Saturday, 22 November 2014

The Boscombe Valley mystery

Watson receives a telegram from Holmes, inviting him to join for a case outside London, in Hereford shire. Mary supports the idea, so John meets his friend a few hours later. While they travel, Holmes reads the newspapers about the case: a young man, James Mc Carthy, found is father dead. They had been seen having an argument a little sooner. Everything seems to point to the son's guilt, but Holmes has a doubt.
James Mc Carthy has another supporter: Miss Turner, a very lovely young person who knows him since childhood. Her father is a wealthy man. He settled in England after having made his fortune in his native country, Australia, where he met Charles Mc Carthy, the murdered man. When Mc Carthy arrived in the Boscombe Valley with his baby boy, Turner let him use a farm for free. But that gift was not enough for the man, who wanted his son to marry the rich heiress. Turner is now very ill, dying, but he would never accept this.

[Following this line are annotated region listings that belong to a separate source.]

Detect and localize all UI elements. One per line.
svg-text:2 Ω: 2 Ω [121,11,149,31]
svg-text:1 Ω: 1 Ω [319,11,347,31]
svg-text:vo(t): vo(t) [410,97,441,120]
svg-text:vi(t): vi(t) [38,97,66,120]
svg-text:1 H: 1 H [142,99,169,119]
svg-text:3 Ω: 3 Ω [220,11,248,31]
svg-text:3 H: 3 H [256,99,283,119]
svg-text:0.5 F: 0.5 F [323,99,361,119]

Although the plot is rather simple, this short story in the country is rather pleasant. It is the first of the adventure that takes place outside London. 
Lestrade is here, too. Watson already met in "A study in scarlet", and describes him as :
"A lean, ferret-like man, furtive and sly-looking"
The story is well made, with witnesses -a young girl, a gamekeeper, whose testimonies are not so clearly evidences for the prosecution, but can be read this way.
After a short visit to the crime scene, where Holmes shows, beside his extraordinary faculties of observation, his lust for a chase, will come the time for a confession. This crime follows another one, twenty years sooner. 
Holmes and Watson listen, they don't judge, and won't do anything -there is no need to anymore. But Holmes will make sure that the young Mc Carthy will be declared innocent.